The OGCIO response continued with the proviso that it used the ITU-funded “the ICB4PAC Model Skeleton For Legislations on Electronic Crimes” as a reference document. Aside from a single substantive change, this legislation appears to so closely mirror the ‘skeleton’ that it is almost indistinguishable.

OGCIO stated that the “Vanuatu legal framework was benchmarked against the Penal Code Act” as well as other salient legislation. But rather than aligning with the Penal Code and avoiding repetition, it creates contradictions that will be worrying for many.

In particular, its version of defamation is broader than the existing definition, appears to lack free speech safeguards, and effectively increases the maximum penalty from three years to five.

The Council of Europe report raises concerns about these attempts at policing online behaviour. “They also criminalize cyberstalking, described as ‘annoying or insulting messages’. Each of these categories are poorly defined and overly broad in application.”

Vanuatu’s cybercrime bill appears to say that a person can be imprisoned for repeatedly annoying someone. What constitutes an annoyance is left open to interpretation.

These model laws are bad for business as well, the report argues. “Notably, they criminalize any failure by a provider (regardless of jurisdiction) to take down any information regardless of its legality. Effectively, administrative authorities have absolute discretion to seek removal of any information or content whether legal or illegal or be subject to criminal liability. The providers subject to such criminal sanction are unique and include absurd definitions of hyperlink providers, search engine providers, hosting providers and access providers which are technically and legally incorrect, confusing, ambiguous, overlapping and so broad that they could include homes and individuals.”

The Daily Post requested a response to the Council of Europe report from OGCIO. The reply stated that “we did have some concern about the ICB4PAC program”, and insisted that their legislation was substantially different from that of Tonga and Nauru.

Tonga’s cybercrime bill is not yet published, but a brief examination of Nauru’s shows that it has been significantly expanded, with numerous additions and clarifications added to text that resembles that in the model law.

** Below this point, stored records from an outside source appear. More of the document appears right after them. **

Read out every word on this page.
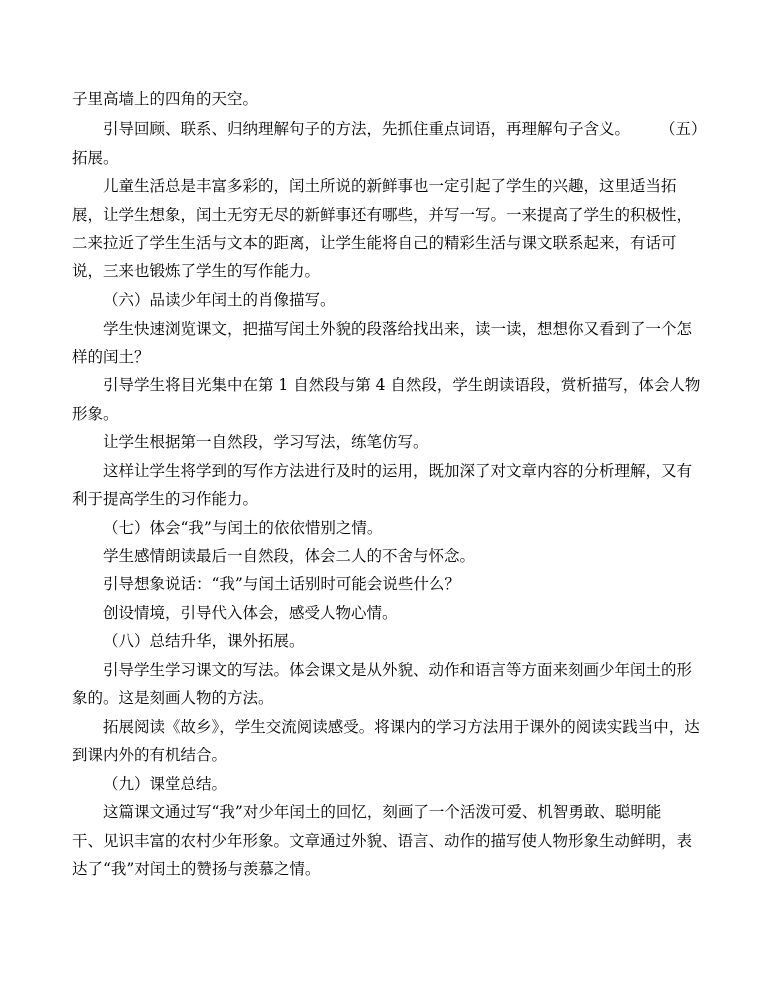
子里高墙上的四角的天空。
引导回顾、联系、归纳理解句子的方法，先抓住重点词语，再理解句子含义。 （五）
拓展。
儿童生活总是丰富多彩的，闰土所说的新鲜事也一定引起了学生的兴趣，这里适当拓
展，让学生想象，闰土无穷无尽的新鲜事还有哪些，并写一写。一来提高了学生的积极性，
二来拉近了学生生活与文本的距离，让学生能将自己的精彩生活与课文联系起来，有话可
说，三来也锻炼了学生的写作能力。
（六）品读少年闰土的肖像描写。
学生快速浏览课文，把描写闰土外貌的段落给找出来，读一读，想想你又看到了一个怎
样的闰土？
引导学生将目光集中在第 1 自然段与第 4 自然段，学生朗读语段，赏析描写，体会人物
形象。
让学生根据第一自然段，学习写法，练笔仿写。
这样让学生将学到的写作方法进行及时的运用，既加深了对文章内容的分析理解，又有
利于提高学生的习作能力。
（七）体会“我”与闰土的依依惜别之情。
学生感情朗读最后一自然段，体会二人的不舍与怀念。
引导想象说话：“我”与闰土话别时可能会说些什么？
创设情境，引导代入体会，感受人物心情。
（八）总结升华，课外拓展。
引导学生学习课文的写法。体会课文是从外貌、动作和语言等方面来刻画少年闰土的形
象的。这是刻画人物的方法。
拓展阅读《故乡》，学生交流阅读感受。将课内的学习方法用于课外的阅读实践当中，达
到课内外的有机结合。
（九）课堂总结。
这篇课文通过写“我”对少年闰土的回忆，刻画了一个活泼可爱、机智勇敢、聪明能
干、见识丰富的农村少年形象。文章通过外貌、语言、动作的描写使人物形象生动鲜明，表
达了“我”对闰土的赞扬与羡慕之情。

The Daily Post contacted Professor Eric Colvin, head of USP’s School of Law. He responded by forwarding a written submission that he had made to OGCIO, which suggested that the language concerning pornography was overbroad and subject to misinterpretation.

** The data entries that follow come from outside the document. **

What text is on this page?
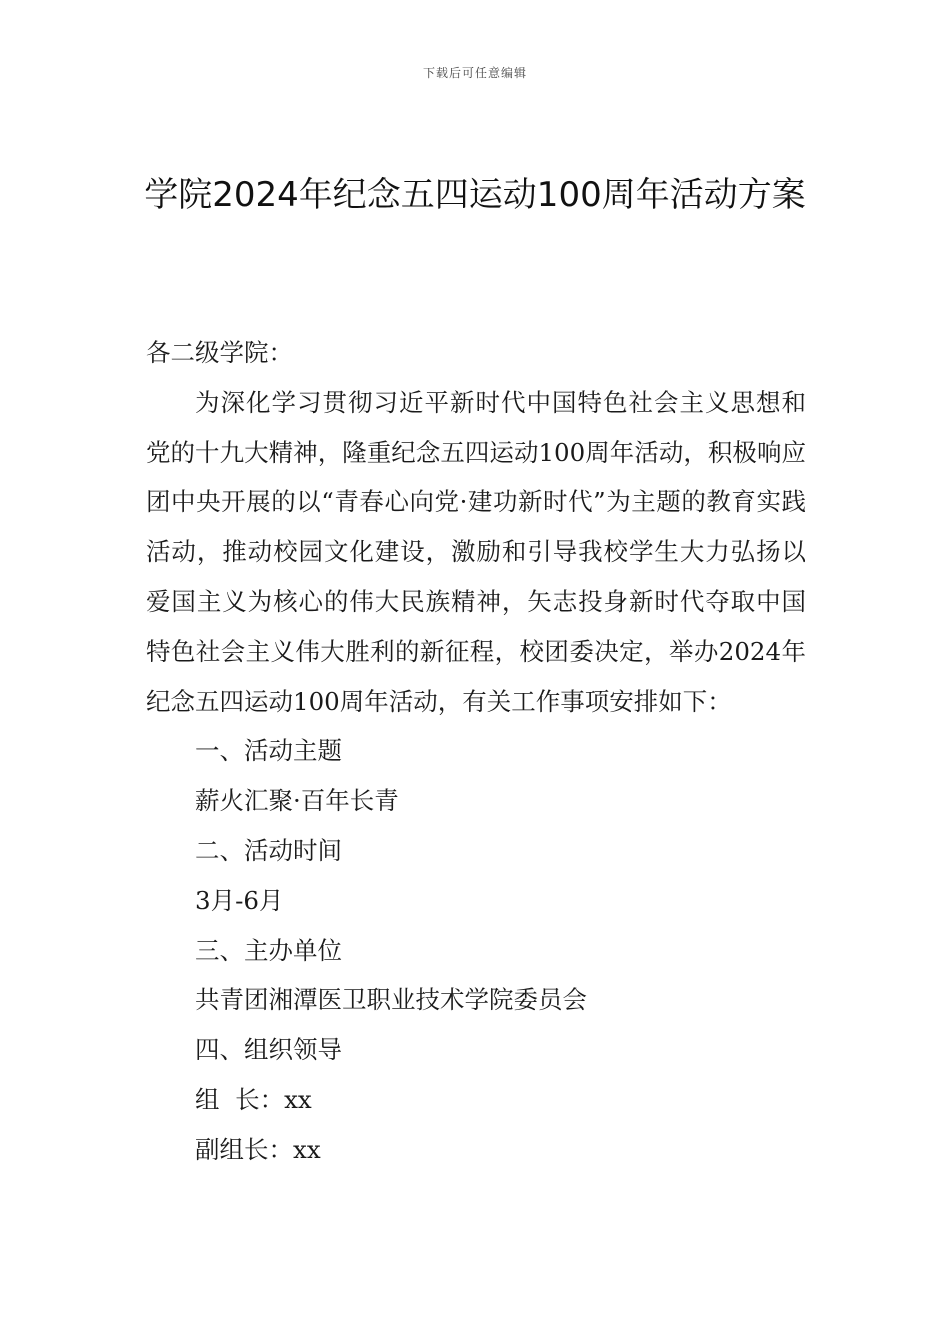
下载后可任意编辑
学院2024年纪念五四运动100周年活动方案

各二级学院：

为深化学习贯彻习近平新时代中国特色社会主义思想和党的十九大精神，隆重纪念五四运动100周年活动，积极响应团中央开展的以“青春心向党·建功新时代”为主题的教育实践活动，推动校园文化建设，激励和引导我校学生大力弘扬以爱国主义为核心的伟大民族精神，矢志投身新时代夺取中国特色社会主义伟大胜利的新征程，校团委决定，举办2024年纪念五四运动100周年活动，有关工作事项安排如下：

一、活动主题

薪火汇聚·百年长青

二、活动时间

3月-6月

三、主办单位

共青团湘潭医卫职业技术学院委员会

四、组织领导

组  长：xx

副组长：xx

“It is questionable,” he wrote, “whether the law should become concerned with private possession and whether scarce resources should be devoted to pursuing and suppressing it.”

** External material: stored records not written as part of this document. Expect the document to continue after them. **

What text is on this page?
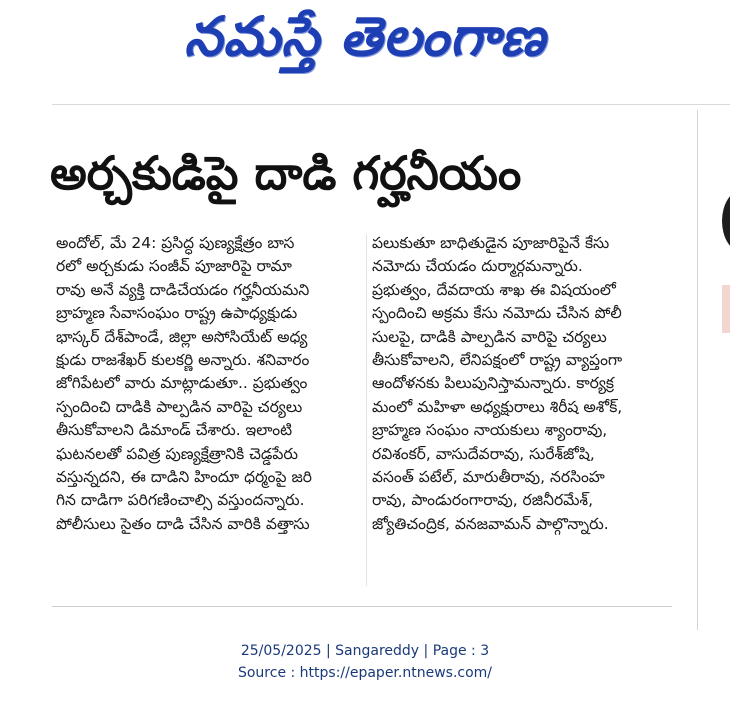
నమస్తే తెలంగాణ
అర్చకుడిపై దాడి గర్హనీయం
అందోల్, మే 24: ప్రసిద్ధ పుణ్యక్షేత్రం బాస
రలో అర్చకుడు సంజీవ్ పూజారిపై రామా
రావు అనే వ్యక్తి దాడిచేయడం గర్హనీయమని
బ్రాహ్మణ సేవాసంఘం రాష్ట్ర ఉపాధ్యక్షుడు
భాస్కర్ దేశ్‌పాండే, జిల్లా అసోసియేట్ అధ్య
క్షుడు రాజశేఖర్ కులకర్ణి అన్నారు. శనివారం
జోగిపేటలో వారు మాట్లాడుతూ.. ప్రభుత్వం
స్పందించి దాడికి పాల్పడిన వారిపై చర్యలు
తీసుకోవాలని డిమాండ్ చేశారు. ఇలాంటి
ఘటనలతో పవిత్ర పుణ్యక్షేత్రానికి చెడ్డపేరు
వస్తున్నదని, ఈ దాడిని హిందూ ధర్మంపై జరి
గిన దాడిగా పరిగణించాల్సి వస్తుందన్నారు.
పోలీసులు సైతం దాడి చేసిన వారికి వత్తాసు
పలుకుతూ బాధితుడైన పూజారిపైనే కేసు
నమోదు చేయడం దుర్మార్గమన్నారు.
ప్రభుత్వం, దేవదాయ శాఖ ఈ విషయంలో
స్పందించి అక్రమ కేసు నమోదు చేసిన పోలీ
సులపై, దాడికి పాల్పడిన వారిపై చర్యలు
తీసుకోవాలని, లేనిపక్షంలో రాష్ట్ర వ్యాప్తంగా
ఆందోళనకు పిలుపునిస్తామన్నారు. కార్యక్ర
మంలో మహిళా అధ్యక్షురాలు శిరీష అశోక్,
బ్రాహ్మణ సంఘం నాయకులు శ్యాంరావు,
రవిశంకర్, వాసుదేవరావు, సురేశ్‌జోషి,
వసంత్ పటేల్, మారుతీరావు, నరసింహ
రావు, పాండురంగారావు, రజినీరమేశ్,
జ్యోతిచంద్రిక, వనజవామన్ పాల్గొన్నారు.
25/05/2025 | Sangareddy | Page : 3
Source : https://epaper.ntnews.com/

He said that his comments “were submitted to the drafters some time ago but have been ignored”.

OGCIO insisted however that they had taken note of his input and that “some of the sentences for offences were also revised based on his comments”.

The Daily Post made repeated requests for a list of stakeholders to whom the OGCIO had circulated the draft bill, but was told, “We did circulate the bill to all interested parties”.

A search of regional and national ICT discussion groups failed to find any requests for input on the draft bill. Likewise, a records search of Daily Post articles, press releases and notifications turned up nothing concerning a request for input on the draft bill.

In contrast, multiple inputs were actively solicited within the ICT community and the media for the RTI Act and the National ICT Policy.

It is not clear where copies of the cybercrime bill are best obtained. The Daily Post received its copy following a series of requests to the OGCIO. A copy of the bill will be downloadable on the online version of this article on the Daily Post website.